Personal Rating- 7.0 out of 10 IMDB Rating- 8.4 out of 10
(currently #63 on IMDB top 250)
Genre- Crime, Mystery, Thriller
Plot Summary- A group of five men are assembled to pull a quick job that will bring in a hefty sum of dough for everyone involved. These men have no clue who each other are, and are not to know each others names, or speak of anything other than details of how the job will be pulled while they are together. However, the job goes terribly wrong, and the criminals turn against each other, suspicious that someone is a rat. The film picks up with the aftermath of the job and the viewer is left to figure out who the rat is, what took place during the job, and how the story will end.
Personal Opinion- Now I know you guys are going to give me a lot of scruff for not matching personal rating to the average rating of this film on IMDB. I just believe that sometimes classic films are just a tad over-rated. Yes, I am aware that this is Quinton Tarantiono's debut film. There is a non-linear time line in this film which makes the story a little hard to follow but that's not why I bumped off a few points in the rating. I'm sure most of you older guys out there have more appreciation for this film than I do, but I mean, there just kinda felt like there was something missing in this film and I cant quite figure out what it might be.This movie was made in the 90's and based on the 80's, however most people will argue the nostalgic value of this film and that "classic films are like wine, they just get better with age".

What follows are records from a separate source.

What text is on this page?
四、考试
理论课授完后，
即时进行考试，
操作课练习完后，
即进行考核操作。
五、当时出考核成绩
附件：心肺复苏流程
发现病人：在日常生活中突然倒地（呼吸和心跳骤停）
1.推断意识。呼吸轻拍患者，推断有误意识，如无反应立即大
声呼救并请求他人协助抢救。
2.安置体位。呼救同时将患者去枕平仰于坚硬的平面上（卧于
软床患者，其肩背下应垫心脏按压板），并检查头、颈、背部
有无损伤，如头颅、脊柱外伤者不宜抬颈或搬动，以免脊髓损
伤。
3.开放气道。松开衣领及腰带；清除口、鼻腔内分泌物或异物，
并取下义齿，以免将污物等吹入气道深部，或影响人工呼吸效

If you've seen Pulp fiction and liked it (I don't know who couldn't), you'll probably find it in your favor to check this movie out as well for this list of key similarities-
- Superb acting
- Suit and tie criminals
- General cool and laid back essence
- Swagger walk
- Guns guns guns..
- Unloading the full clip
I've got to say, I've loved Harvey Keitels roles in both movies as well. I'll probably be writing a Pulp Fiction review somewhere down the line as a result of watching this film..

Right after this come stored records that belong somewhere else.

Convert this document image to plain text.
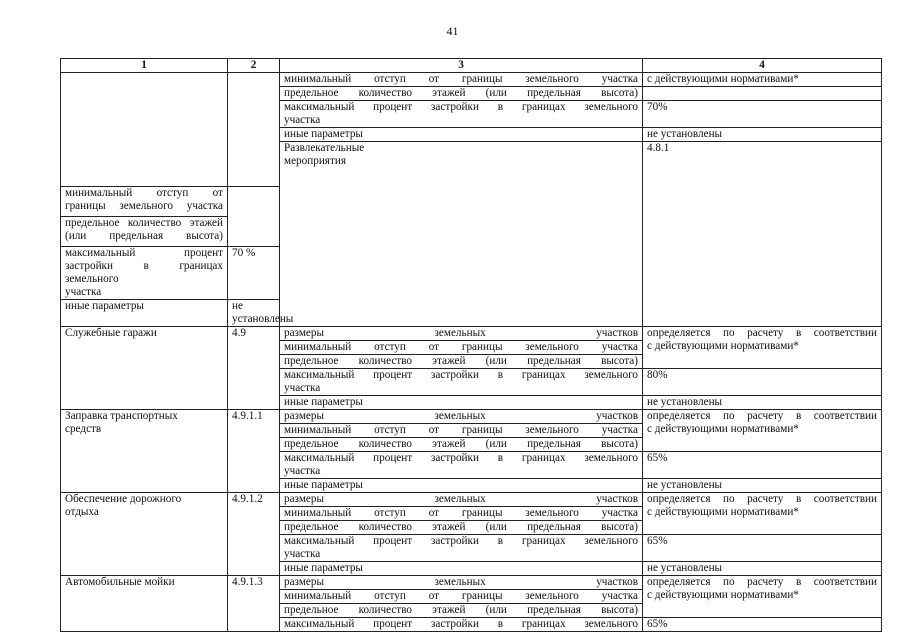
41
1	2	3	4	
		минимальный отступ от границы земельного участка	с действующими нормативами*	
		предельное количество этажей (или предельная высота)		

		максимальный процент застройки в границах земельного
участка	70%	
		иные параметры	не установлены	

		Развлекательные
мероприятия	4.8.1		

минимальный отступ от границы земельного участка				
предельное количество этажей (или предельная высота)				

максимальный процент застройки в границах земельного
участка	70 %			
иные параметры	не установлены			

Служебные гаражи	4.9	размеры земельных участков	определяется по расчету в соответствии
с действующими нормативами*	

		минимальный отступ от границы земельного участка		
		предельное количество этажей (или предельная высота)		

		максимальный процент застройки в границах земельного
участка	80%	
		иные параметры	не установлены	

Заправка транспортных
средств	4.9.1.1	размеры земельных участков	определяется по расчету в соответствии
с действующими нормативами*	

		минимальный отступ от границы земельного участка		
		предельное количество этажей (или предельная высота)		

		максимальный процент застройки в границах земельного
участка	65%	
		иные параметры	не установлены	

Обеспечение дорожного
отдыха	4.9.1.2	размеры земельных участков	определяется по расчету в соответствии
с действующими нормативами*	

		минимальный отступ от границы земельного участка		
		предельное количество этажей (или предельная высота)		

		максимальный процент застройки в границах земельного
участка	65%	
		иные параметры	не установлены	

Автомобильные мойки	4.9.1.3	размеры земельных участков	определяется по расчету в соответствии
с действующими нормативами*	

		минимальный отступ от границы земельного участка		
		предельное количество этажей (или предельная высота)		
		максимальный процент застройки в границах земельного	65%	
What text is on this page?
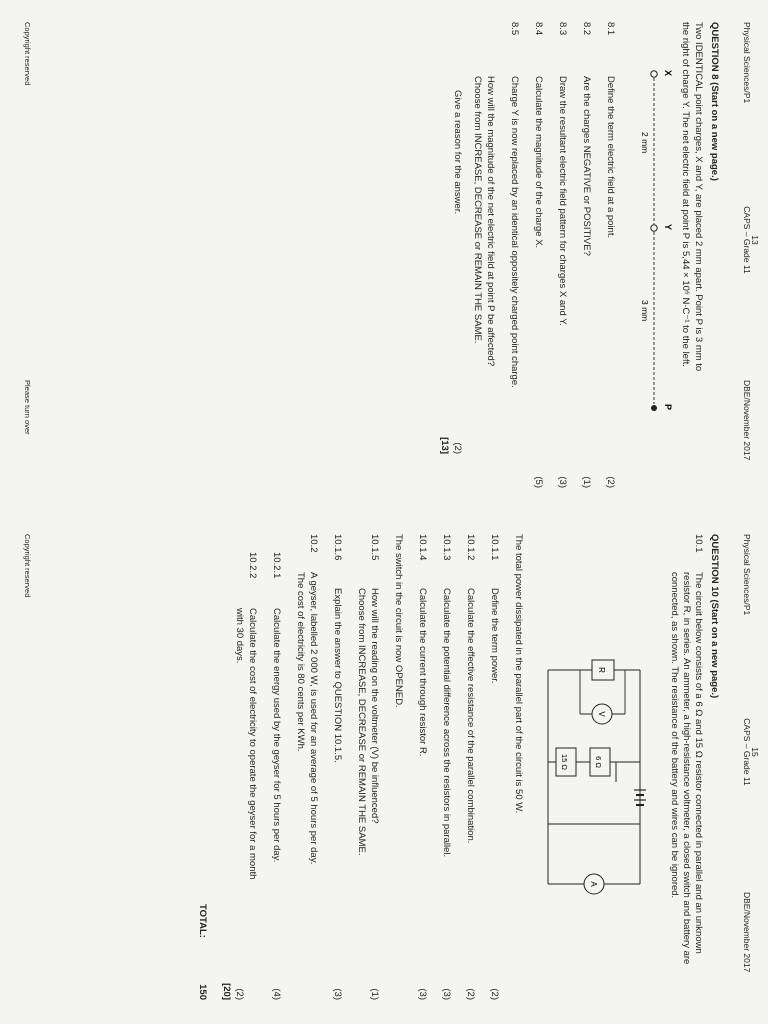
Physical Sciences/P1
13
CAPS – Grade 11
DBE/November 2017
QUESTION 8 (Start on a new page.)
Two IDENTICAL point charges, X and Y, are placed 2 mm apart. Point P is 3 mm to
the right of charge Y. The net electric field at point P is 5,44 × 10⁶ N·C⁻¹ to the left.
X
Y
P
2 mm
3 mm
8.1
Define the term electric field at a point.
(2)
8.2
Are the charges NEGATIVE or POSITIVE?
(1)
8.3
Draw the resultant electric field pattern for charges X and Y.
(3)
8.4
Calculate the magnitude of the charge X.
(5)
8.5
Charge Y is now replaced by an identical oppositely charged point charge.
How will the magnitude of the net electric field at point P be affected?
Choose from INCREASE, DECREASE or REMAIN THE SAME.
Give a reason for the answer.
(2)
[13]
Copyright reserved
Please turn over
Physical Sciences/P1
15
CAPS – Grade 11
DBE/November 2017
QUESTION 10 (Start on a new page.)
10.1
The circuit below consists of a 6 Ω and 15 Ω resistor connected in parallel and an unknown resistor R, in series. An ammeter, a high-resistance voltmeter, a closed switch and battery are connected, as shown. The resistance of the battery and wires can be ignored.
R
V
6 Ω
15 Ω
A
The total power dissipated in the parallel part of the circuit is 50 W.
10.1.1
Define the term power.
(2)
10.1.2
Calculate the effective resistance of the parallel combination.
(2)
10.1.3
Calculate the potential difference across the resistors in parallel.
(3)
10.1.4
Calculate the current through resistor R.
(3)
The switch in the circuit is now OPENED.
10.1.5
How will the reading on the voltmeter (V) be influenced?
Choose from INCREASE, DECREASE or REMAIN THE SAME.
(1)
10.1.6
Explain the answer to QUESTION 10.1.5.
(3)
10.2
A geyser, labelled 2 000 W, is used for an average of 5 hours per day.
The cost of electricity is 80 cents per KWh.
10.2.1
Calculate the energy used by the geyser for 5 hours per day.
(4)
10.2.2
Calculate the cost of electricity to operate the geyser for a month
with 30 days.
(2)
[20]
TOTAL:
150
Copyright reserved
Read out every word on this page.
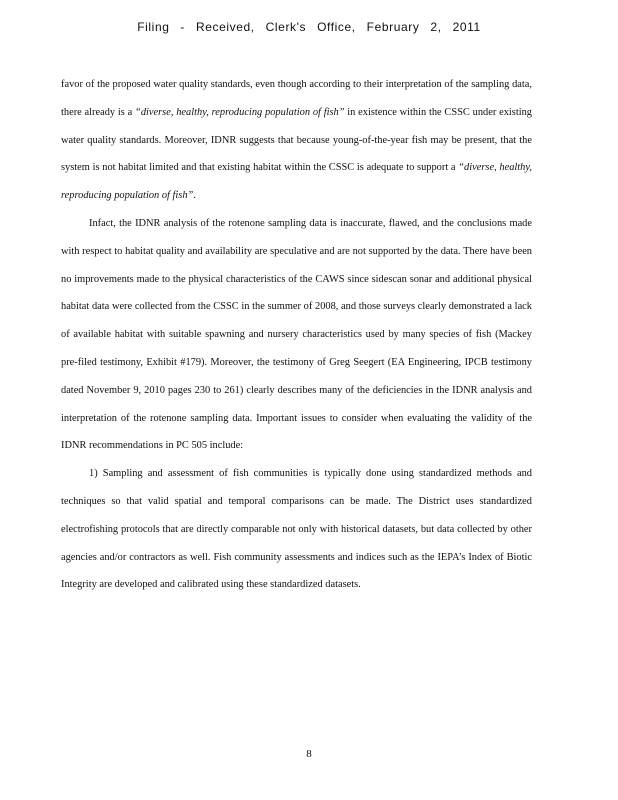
Filing - Received, Clerk's Office, February 2, 2011

favor of the proposed water quality standards, even though according to their interpretation of the sampling data, there already is a “diverse, healthy, reproducing population of fish” in existence within the CSSC under existing water quality standards. Moreover, IDNR suggests that because young-of-the-year fish may be present, that the system is not habitat limited and that existing habitat within the CSSC is adequate to support a “diverse, healthy, reproducing population of fish”.

Infact, the IDNR analysis of the rotenone sampling data is inaccurate, flawed, and the conclusions made with respect to habitat quality and availability are speculative and are not supported by the data. There have been no improvements made to the physical characteristics of the CAWS since sidescan sonar and additional physical habitat data were collected from the CSSC in the summer of 2008, and those surveys clearly demonstrated a lack of available habitat with suitable spawning and nursery characteristics used by many species of fish (Mackey pre-filed testimony, Exhibit #179). Moreover, the testimony of Greg Seegert (EA Engineering, IPCB testimony dated November 9, 2010 pages 230 to 261) clearly describes many of the deficiencies in the IDNR analysis and interpretation of the rotenone sampling data. Important issues to consider when evaluating the validity of the IDNR recommendations in PC 505 include:

1) Sampling and assessment of fish communities is typically done using standardized methods and techniques so that valid spatial and temporal comparisons can be made. The District uses standardized electrofishing protocols that are directly comparable not only with historical datasets, but data collected by other agencies and/or contractors as well. Fish community assessments and indices such as the IEPA’s Index of Biotic Integrity are developed and calibrated using these standardized datasets.

8
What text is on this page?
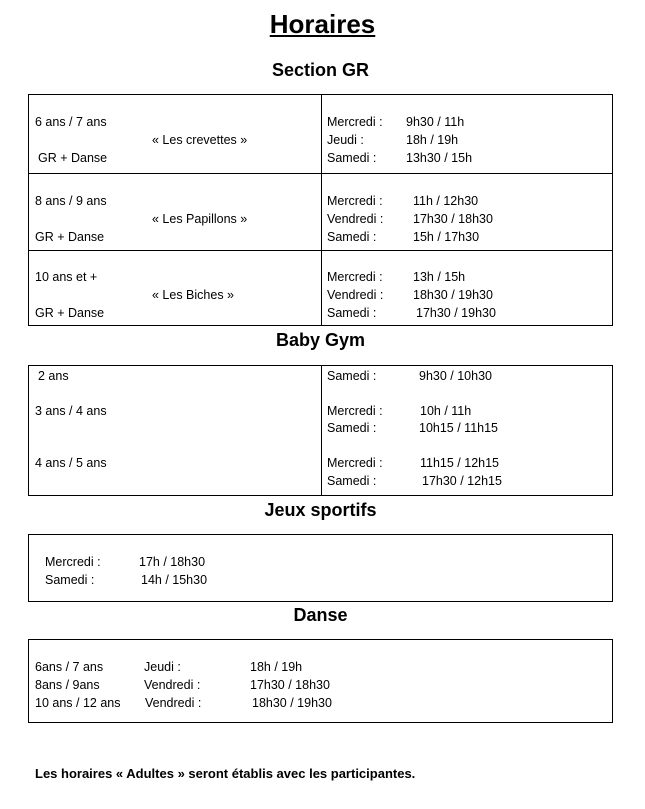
Horaires
Section GR
6 ans / 7 ans
« Les crevettes »
GR + Danse
Mercredi : 9h30 / 11h
Jeudi :	18h / 19h
Samedi : 13h30 / 15h
8 ans / 9 ans
« Les Papillons »
GR + Danse
Mercredi : 11h / 12h30
Vendredi : 17h30 / 18h30
Samedi :	15h / 17h30
10 ans et +
« Les Biches »
GR + Danse
Mercredi : 13h / 15h
Vendredi : 18h30 / 19h30
Samedi :	17h30 / 19h30
Baby Gym
2 ans	Samedi :	9h30 / 10h30
3 ans / 4 ans	Mercredi :	10h / 11h
Samedi :	10h15 / 11h15
4 ans / 5 ans	Mercredi :	11h15 / 12h15
Samedi :	17h30 / 12h15
Jeux sportifs
Mercredi :	17h / 18h30
Samedi :	14h / 15h30
Danse
6ans / 7 ans	Jeudi :	18h / 19h
8ans / 9ans	Vendredi :	17h30 / 18h30
10 ans / 12 ans Vendredi :	18h30 / 19h30
Les horaires « Adultes » seront établis avec les participantes.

Mr. Orange: What happens if the manager won't give you the diamonds?
Mr. White: When you're dealing with a store like this, they're insured up the ass. They're not supposed to give you any resistance whatsoever. If you get a customer, or an employee, who thinks he's Charles Bronson, take the butt of your gun and smash their nose in. Everybody jumps. He falls down screaming, blood squirts out of his nose, nobody says fucking shit after that. You might get some bitch talk shit to you, but give her a look like you're gonna smash her in the face next, watch her shut the fuck up. Now if it's a manager, that's a different story. Managers know better than to fuck around, so if you get one that's giving you static, he probably thinks he's a real cowboy, so you gotta break that son of a bitch in two. If you wanna know something and he won't tell you, cut off one of his fingers. The little one. Then tell him his thumb's next. After that he'll tell you if he wears ladies underwear. I'm hungry. Let's get a taco.
Nice Guy Eddie: C'mon, throw in a buck!
Mr. Pink: Uh-uh, I don't tip.
Nice Guy Eddie: You don't tip?
Mr. Pink: Nah, I don't believe in it.
Nice Guy Eddie: You don't believe in tipping?
Mr. Blue: You know what these chicks make? They make shit.
Mr. Pink: Don't give me that. She don't make enough money that she can quit.
Nice Guy Eddie: I don't even know a fucking Jew who'd have the balls to say that. Let me get this straight: you don't ever tip?
Mr. Pink: I don't tip because society says I have to. All right, if someone deserves a tip, if they really put forth an effort, I'll give them something a little something extra. But this tipping automatically, it's for the birds. As far as I'm concerned, they're just doing their job.
Mr. Blue: Hey, our girl was nice.
Mr. Pink: She was okay. She wasn't anything special.
Mr. Blue: What's special? Take you in the back and suck your dick?
Nice Guy Eddie: I'd go over twelve percent for that.